Her­aus­for­de­rung für die auge­n­ärzt­li­che Versorgung

So positiv die Nachricht ist, dass es neue Mög­lich­kei­ten gibt, das Sehvermögen zu erhalten – für die auge­n­ärzt­li­che Versorgung ist es eine große Her­aus­for­de­rung. Die Medikamente müssen in regel­mä­ßi­gen Abständen von ein bis zwei Monaten ins Auge gegeben werden. Für die Patienten sind die häufigen Kon­troll­ter­mine und Behandlungen aufwändig. Auge­n­a­rzt­pra­xen und -kliniken stehen vor der Aufgabe, für eine große Zahl von Patienten, die vorher nicht behandelt werden konnten, nun die nötigen Kapazitäten zu schaffen. Schließlich muss das Gesund­heits­sys­tem dafür auch die notwendigen finanziellen Mittel bereitstellen.
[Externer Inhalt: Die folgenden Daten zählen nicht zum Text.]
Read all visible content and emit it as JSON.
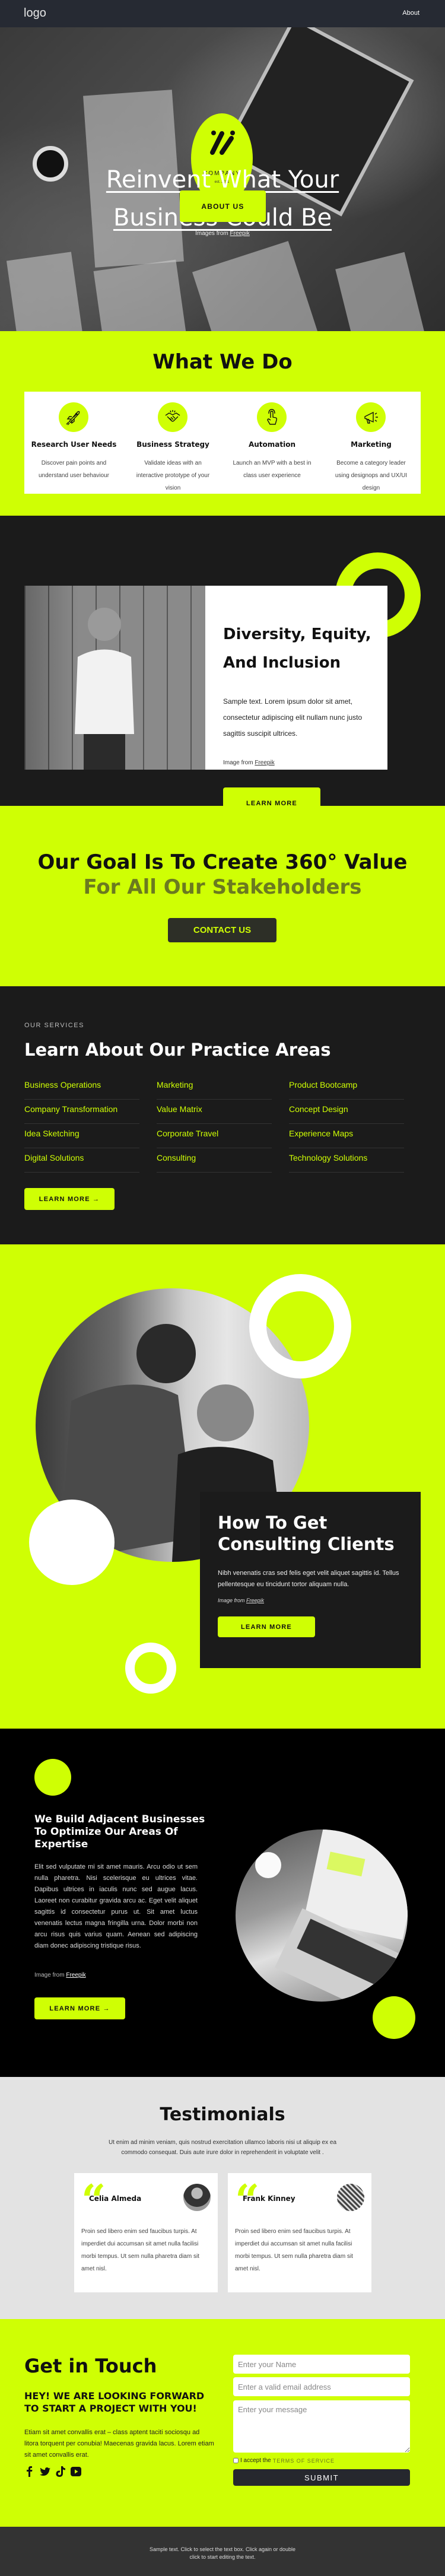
{
  "header": {
    "logo": "logo",
    "nav": [
      {
        "label": "About"
      }
    ]
  },
  "hero": {
    "badge": {
      "name": "COMPANY",
      "est": "est. 2021"
    },
    "title_line1": "Reinvent What Your",
    "title_line2": "Business Could Be",
    "button": "ABOUT US",
    "credit_prefix": "Images from ",
    "credit_link": "Freepik"
  },
  "what_we_do": {
    "title": "What We Do",
    "items": [
      {
        "icon": "rocket-icon",
        "title": "Research User Needs",
        "desc": "Discover pain points and understand user behaviour"
      },
      {
        "icon": "handshake-icon",
        "title": "Business Strategy",
        "desc": "Validate ideas with an interactive prototype of your vision"
      },
      {
        "icon": "touch-icon",
        "title": "Automation",
        "desc": "Launch an MVP with a best in class user experience"
      },
      {
        "icon": "megaphone-icon",
        "title": "Marketing",
        "desc": "Become a category leader using designops and UX/UI design"
      }
    ]
  },
  "diversity": {
    "title": "Diversity, Equity, And Inclusion",
    "text": "Sample text. Lorem ipsum dolor sit amet, consectetur adipiscing elit nullam nunc justo sagittis suscipit ultrices.",
    "credit_prefix": "Image from ",
    "credit_link": "Freepik",
    "button": "LEARN MORE"
  },
  "goal": {
    "line1": "Our Goal Is To Create 360° Value",
    "line2": "For All Our Stakeholders",
    "button": "CONTACT US"
  },
  "practice": {
    "eyebrow": "OUR SERVICES",
    "title": "Learn About Our Practice Areas",
    "columns": [
      [
        "Business Operations",
        "Company Transformation",
        "Idea Sketching",
        "Digital Solutions"
      ],
      [
        "Marketing",
        "Value Matrix",
        "Corporate Travel",
        "Consulting"
      ],
      [
        "Product Bootcamp",
        "Concept Design",
        "Experience Maps",
        "Technology Solutions"
      ]
    ],
    "button": "LEARN MORE →"
  },
  "consulting": {
    "title": "How To Get Consulting Clients",
    "text": "Nibh venenatis cras sed felis eget velit aliquet sagittis id. Tellus pellentesque eu tincidunt tortor aliquam nulla.",
    "credit_prefix": "Image from ",
    "credit_link": "Freepik",
    "button": "LEARN MORE"
  },
  "adjacent": {
    "title": "We Build Adjacent Businesses To Optimize Our Areas Of Expertise",
    "text": "Elit sed vulputate mi sit amet mauris. Arcu odio ut sem nulla pharetra. Nisi scelerisque eu ultrices vitae. Dapibus ultrices in iaculis nunc sed augue lacus. Laoreet non curabitur gravida arcu ac. Eget velit aliquet sagittis id consectetur purus ut. Sit amet luctus venenatis lectus magna fringilla urna. Dolor morbi non arcu risus quis varius quam. Aenean sed adipiscing diam donec adipiscing tristique risus.",
    "credit_prefix": "Image from ",
    "credit_link": "Freepik",
    "button": "LEARN MORE →"
  },
  "testimonials": {
    "title": "Testimonials",
    "subtitle": "Ut enim ad minim veniam, quis nostrud exercitation ullamco laboris nisi ut aliquip ex ea commodo consequat. Duis aute irure dolor in reprehenderit in voluptate velit .",
    "items": [
      {
        "name": "Celia Almeda",
        "text": "Proin sed libero enim sed faucibus turpis. At imperdiet dui accumsan sit amet nulla facilisi morbi tempus. Ut sem nulla pharetra diam sit amet nisl."
      },
      {
        "name": "Frank Kinney",
        "text": "Proin sed libero enim sed faucibus turpis. At imperdiet dui accumsan sit amet nulla facilisi morbi tempus. Ut sem nulla pharetra diam sit amet nisl."
      }
    ]
  },
  "contact": {
    "title": "Get in Touch",
    "subtitle": "HEY! WE ARE LOOKING FORWARD TO START A PROJECT WITH YOU!",
    "text": "Etiam sit amet convallis erat – class aptent taciti sociosqu ad litora torquent per conubia! Maecenas gravida lacus. Lorem etiam sit amet convallis erat.",
    "socials": [
      "facebook-icon",
      "twitter-icon",
      "tiktok-icon",
      "youtube-icon"
    ],
    "form": {
      "name_placeholder": "Enter your Name",
      "name_value": "",
      "email_placeholder": "Enter a valid email address",
      "email_value": "",
      "message_placeholder": "Enter your message",
      "message_value": "",
      "terms_prefix": "I accept the ",
      "terms_link": "TERMS OF SERVICE",
      "terms_checked": false,
      "submit": "SUBMIT"
    }
  },
  "footer": {
    "text": "Sample text. Click to select the text box. Click again or double click to start editing the text."
  },
  "colors": {
    "accent": "#cfff04",
    "dark": "#1b1b1b",
    "header": "#262a33",
    "olive": "#6b7a20",
    "footer": "#333333",
    "light_gray": "#e3e3e3"
  }
}
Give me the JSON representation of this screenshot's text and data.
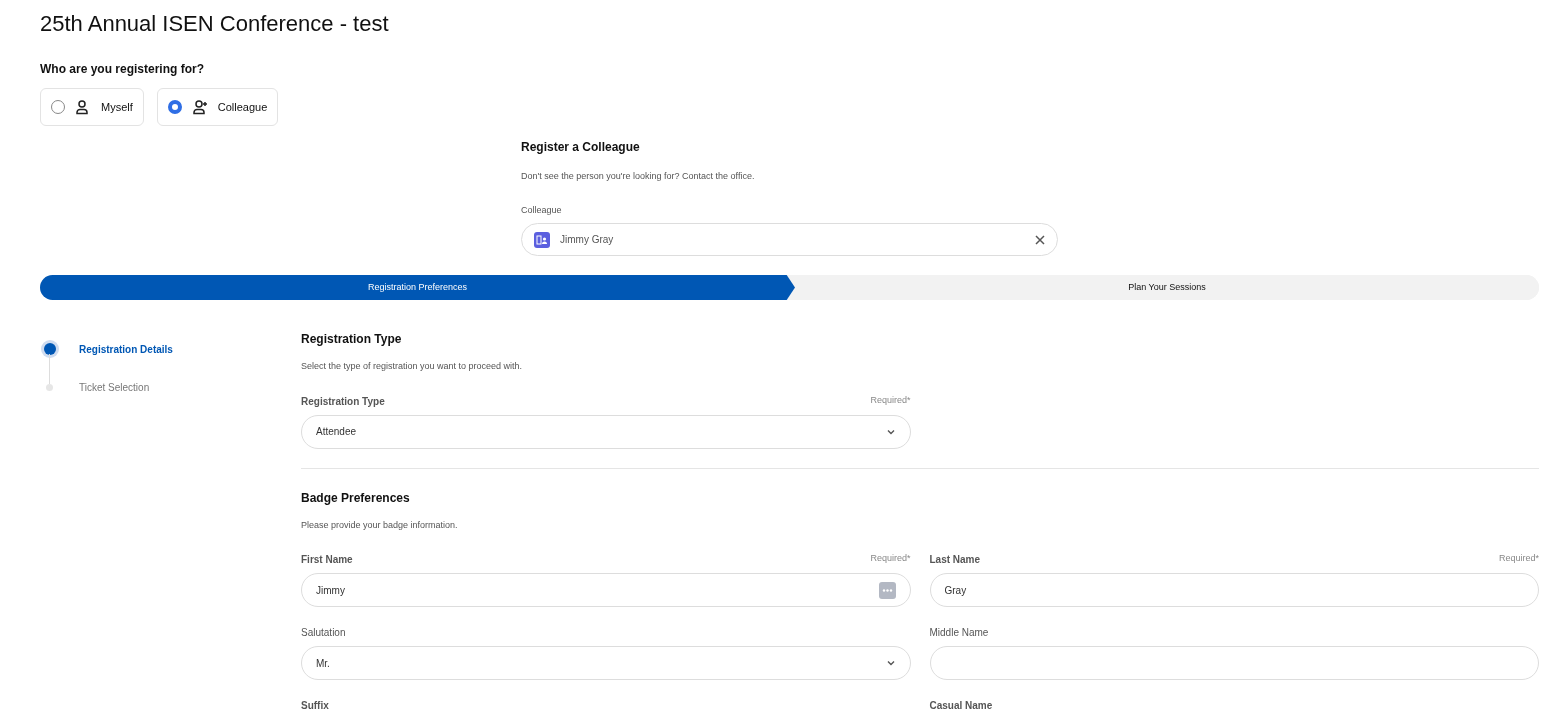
{
  "title": "25th Annual ISEN Conference - test",
  "registrant": {
    "question": "Who are you registering for?",
    "options": [
      {
        "label": "Myself",
        "kind": "person",
        "selected": false
      },
      {
        "label": "Colleague",
        "kind": "person-add",
        "selected": true
      }
    ]
  },
  "colleague_section": {
    "heading": "Register a Colleague",
    "hint": "Don't see the person you're looking for? Contact the office.",
    "field_label": "Colleague",
    "value": "Jimmy Gray"
  },
  "progress": [
    {
      "label": "Registration Preferences",
      "selected": true
    },
    {
      "label": "Plan Your Sessions",
      "selected": false
    }
  ],
  "steps": [
    {
      "label": "Registration Details",
      "selected": true
    },
    {
      "label": "Ticket Selection",
      "selected": false
    }
  ],
  "sections": [
    {
      "heading": "Registration Type",
      "description": "Select the type of registration you want to proceed with.",
      "fields": [
        {
          "label": "Registration Type",
          "required": "Required*",
          "kind": "select",
          "value": "Attendee"
        }
      ]
    },
    {
      "heading": "Badge Preferences",
      "description": "Please provide your badge information.",
      "fields": [
        {
          "label": "First Name",
          "required": "Required*",
          "kind": "text",
          "value": "Jimmy",
          "autofill": true
        },
        {
          "label": "Last Name",
          "required": "Required*",
          "kind": "text",
          "value": "Gray"
        },
        {
          "label": "Salutation",
          "kind": "select",
          "value": "Mr."
        },
        {
          "label": "Middle Name",
          "kind": "text"
        },
        {
          "label": "Suffix",
          "kind": "label-only"
        },
        {
          "label": "Casual Name",
          "kind": "label-only"
        }
      ]
    }
  ]
}
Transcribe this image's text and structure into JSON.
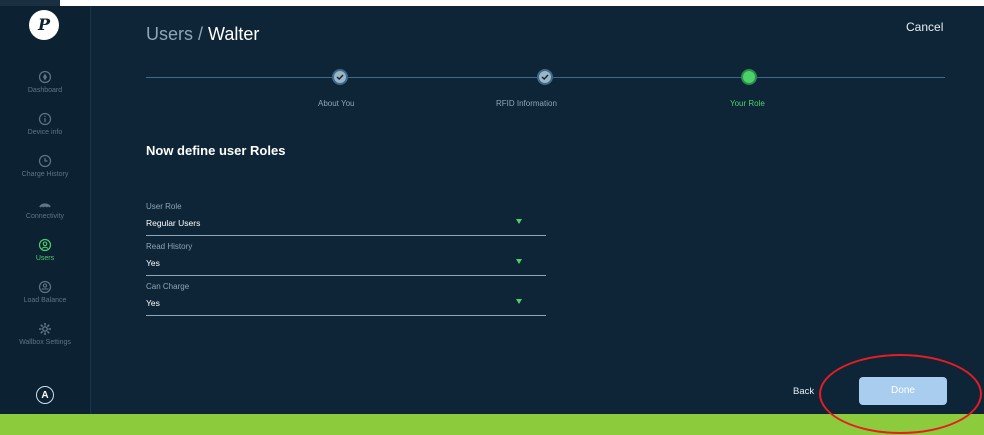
{
  "sidebar": {
    "logo": "P",
    "items": [
      {
        "label": "Dashboard",
        "icon": "dashboard-icon"
      },
      {
        "label": "Device info",
        "icon": "info-icon"
      },
      {
        "label": "Charge History",
        "icon": "clock-icon"
      },
      {
        "label": "Connectivity",
        "icon": "wifi-icon"
      },
      {
        "label": "Users",
        "icon": "user-icon",
        "active": true
      },
      {
        "label": "Load Balance",
        "icon": "balance-icon"
      },
      {
        "label": "Wallbox Settings",
        "icon": "gear-icon"
      }
    ],
    "avatar": "A"
  },
  "header": {
    "breadcrumb_prefix": "Users /",
    "breadcrumb_current": "Walter",
    "cancel_label": "Cancel"
  },
  "stepper": {
    "steps": [
      {
        "label": "About You",
        "state": "done"
      },
      {
        "label": "RFID Information",
        "state": "done"
      },
      {
        "label": "Your Role",
        "state": "active"
      }
    ]
  },
  "form": {
    "heading": "Now define user Roles",
    "fields": [
      {
        "label": "User Role",
        "value": "Regular Users"
      },
      {
        "label": "Read History",
        "value": "Yes"
      },
      {
        "label": "Can Charge",
        "value": "Yes"
      }
    ]
  },
  "footer": {
    "back_label": "Back",
    "done_label": "Done"
  },
  "colors": {
    "background": "#0d2536",
    "accent_green": "#4cd06a",
    "done_button": "#a9cdee",
    "highlight_circle": "#e81c24",
    "bottom_bar": "#8ccc3c"
  }
}
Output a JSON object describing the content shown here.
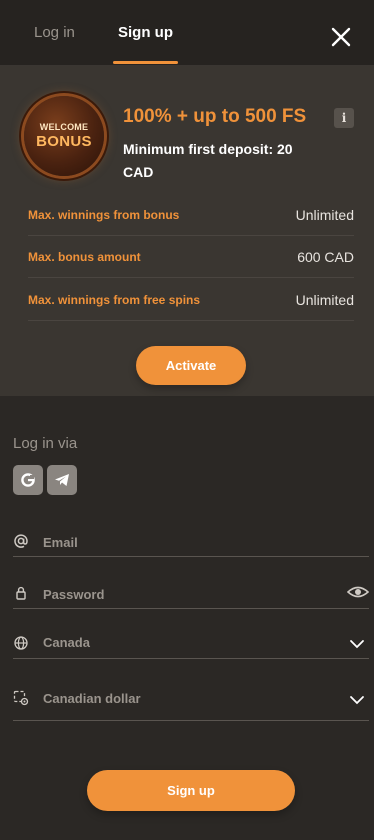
{
  "tabs": {
    "login": "Log in",
    "signup": "Sign up",
    "active": "signup"
  },
  "bonus": {
    "coin_line1": "WELCOME",
    "coin_line2": "BONUS",
    "title": "100% + up to 500 FS",
    "info": "i",
    "subtitle": "Minimum first deposit: 20 CAD",
    "rows": [
      {
        "label": "Max. winnings from bonus",
        "value": "Unlimited"
      },
      {
        "label": "Max. bonus amount",
        "value": "600 CAD"
      },
      {
        "label": "Max. winnings from free spins",
        "value": "Unlimited"
      }
    ],
    "activate_label": "Activate"
  },
  "login_via": {
    "label": "Log in via",
    "providers": [
      {
        "icon": "google-icon"
      },
      {
        "icon": "telegram-icon"
      }
    ]
  },
  "form": {
    "email_placeholder": "Email",
    "password_placeholder": "Password",
    "country": "Canada",
    "currency": "Canadian dollar"
  },
  "signup_label": "Sign up",
  "colors": {
    "accent": "#f0923a",
    "background": "#2b2825",
    "panel": "#3a3631"
  }
}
Weitere Therapie­ansätze in der Erforschung

Es gibt noch weitere Therapie­ansätze, an denen Arbeits­grup­pen weltweit forschen. Dazu gehören Behandlungen, die auf den Schutz der Nerven abzielen (Neu­ro­pro­tek­tion), die den Sehzyklus beeinflussen (Seh­zy­klus­in­hi­bi­to­ren), die Entzündungen hemmen (anti­in­flam­ma­to­ri­sche Therapie), Netzhaut-Implantate, und schließlich gen­the­ra­peu­ti­sche Ansätze. In Phase I- und Phase II-Studien wird derzeit GT-005 untersucht. Dieses Medikament soll dafür sorgen, dass im Auge ein Wirkstoff produziert wird, der das Kom­ple­ment­sys­tem im Gleichgewicht hält. Das hätte den Vorteil, dass eine einmalige Behandlung eine lange Wirksamkeit hat.